La investidura a la que se presenta Pedro Sánchez esta semana o lleva bicho, o es poco más que un ejercicio simbólico. La negativa de Podemos a apoyar un programa que ha sido negociado en paralelo y que tiene el inconfundible sello de C’s, pone la decisión en manos del Partido Popular. Este podría favorecer con su abstención en segunda votación un gobierno en minoría tanto en el congreso como en el senado, o sentenciar la iniciativa del líder de PSOE con un voto contrario. Sea por una u otra vía, el acuerdo suscrito el pasado miércoles tiene escasas posibilidades de prosperar, pero sí da interesantes pistas sobre las políticas que podrían inspirar un futuro gobierno de coalición más o menos tácito o evidente entre PP, PSOE i Ciutadans.
Las palabras de Sánchez al anunciar que ‘hemos cedido para que ganen todos los españoles’ sitúan al Secretario General en la tradición pragmática de un partido socialista que, aún con mayoría absoluta, siempre ha encontrado razones de peso para moderar su potencial de transformación social. En el caso del acuerdo con Rivera, la excusa es incluso previa, digamos que estructural, y permite así que los Sevilla & Compañía se apliquen en otra de las habilidades históricas del PSOE, la ambigüedad programática. Por mucha tralla que el candidato haya querido dar a Podemos, condicionando el ser o no de izquierdas a su apoyo tácito al acuerdo con C’s, parece obvio que quien habría de aclarar la coherencia ideológica de este pacto con los valores de la socialdemocracia, no es otro que él mismo.
El ‘
Acuerdo para un gobierno reformista y de progreso’ precisa ser estudiado en profundidad, pero, como se deriva del análisis de expertos como
Juan López Gandía, junto a algunos aspectos positivos, como el mayor protagonismo concedido al diálogo social, las buenas intenciones en relación a la recuperación del Estado del bienestar, las facilidades para el trabajo autónomo o el restablecimiento del Pacto de Toledo, hay razones de peso para cuestionar que este programa permita revertir la regresión social y superar los déficits estructurales que enfrenta actualmente el estado español. Para ello concurren dos cuestiones. Una, la idoneidad de las medidas propuestas. La otra, la viabilidad en relación a los recursos presupuestarios y a la propia coherencia fiscal que plantea el acuerdo.

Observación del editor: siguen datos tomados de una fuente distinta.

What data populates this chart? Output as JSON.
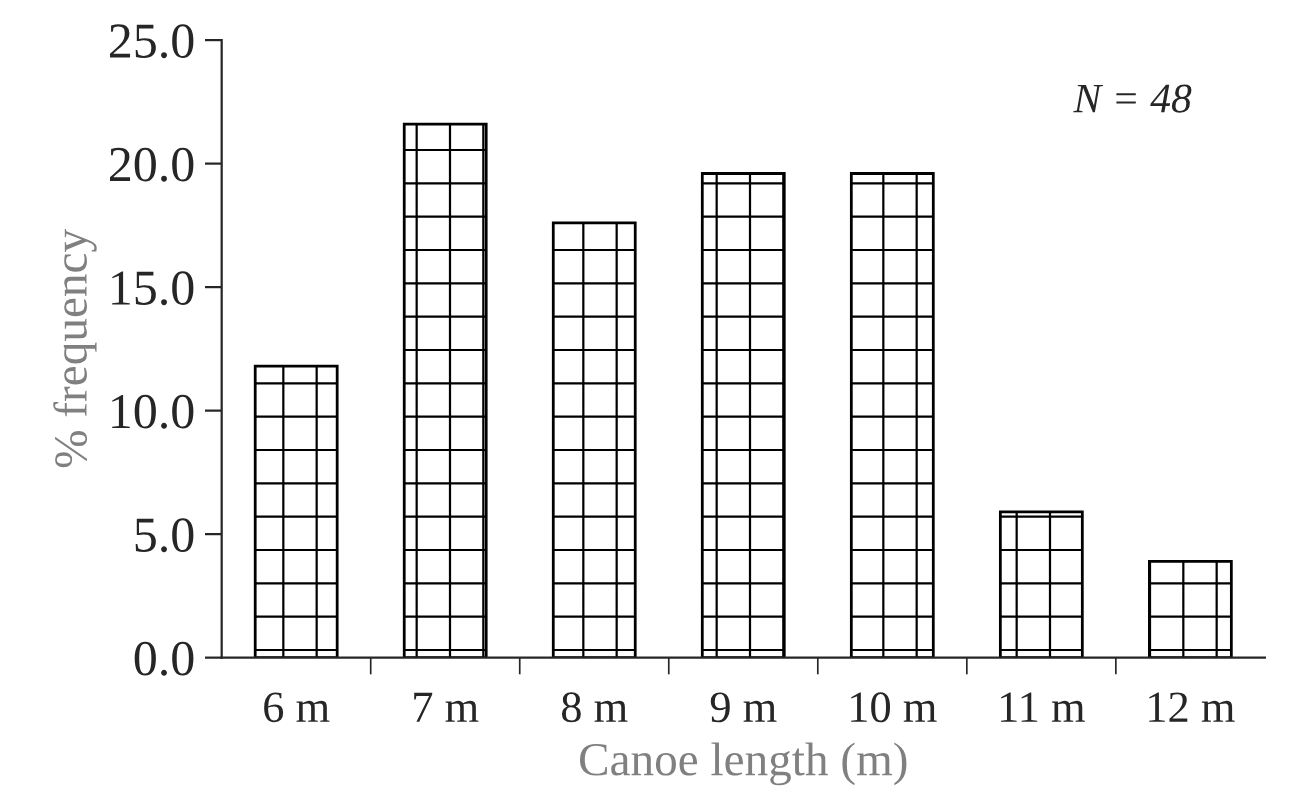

En relación al principal problema que sufre la sociedad española, la desestructuración paulatina y la pauperización de su mercado laboral, este acuerdo que, en palabras de Albert Rivera, incluye el 80% del programa electoral de Ciutadans, es liberal en el fondo aunque quiera ser presentado como progresista en la forma. Así si el acuerdo es ‘de progreso’, también la solución a la vieja cuestión de la contratación viene de la mano de un nuevo contrato que, como señala López Gandía, no deja de ser, en sí mismo, un oxímoron. El contrato estable y ‘progresivo’ que mejora el contrato temporal, pero empeora el indefinido, margina definitivamente la causalidad como razón necesaria para justificar la temporalidad y no previene ni la rotación, ni el encadenamiento de contratos.
Cuestiones tan actuales como el abuso del trabajo parcial quedan relegadas de un acuerdo que sí introduce derivas neoliberales como la complementación de los salarios a cargo del IRPF (subvención del trabajo pobre), redunda en la contención salarial (SMI), y, a pesar de la supuesta recuperación de la negociación colectiva y de la concertación, no revierte el déficit democrático y social que introdujeron la reforma laboral, la LOMCE o la ley mordaza. La supuesta recuperación del estado del bienestar es cuestionable en el fondo y en la forma en un acuerdo que no introduce reformas fiscales y tributarias, rebaja incluso el impuesto de sucesiones y redunda en el escenario de una más que probable ‘racionalización’ del gasto público (liberalización, flexibilización, privatización).
Como señalaba con acierto Vicenç Navarro la semana pasada, el principal obstáculo para negociar con Podemos no ha sido el referéndum catalán, sino la sintonía y deuda del PSOE con el consenso ‘ideológico’ que marca el poder económico y financiero de este país. Con el acuerdo suscrito con Ciudadanos, el Secretario General del PSOE no se presenta como ‘Hombre de estado’ y heraldo de la ‘unidad nacional’, sino como ‘Hombre de empresa’ y adalid del ‘pragmatismo liberal’. La ficción mediática de la consulta sobre el acuerdo, que ha sido presentado como una victoria pírrica (cuando ha votado el 40% de los militantes, eso son 73.920 personas, el 0,15% de la población), no oculta un preocupante déficit de vocación democrática en un partido que, lejos de buscar el consenso entre las fuerzas de progreso, reclama el consentimiento por parte de quien aún decide y manda en este país.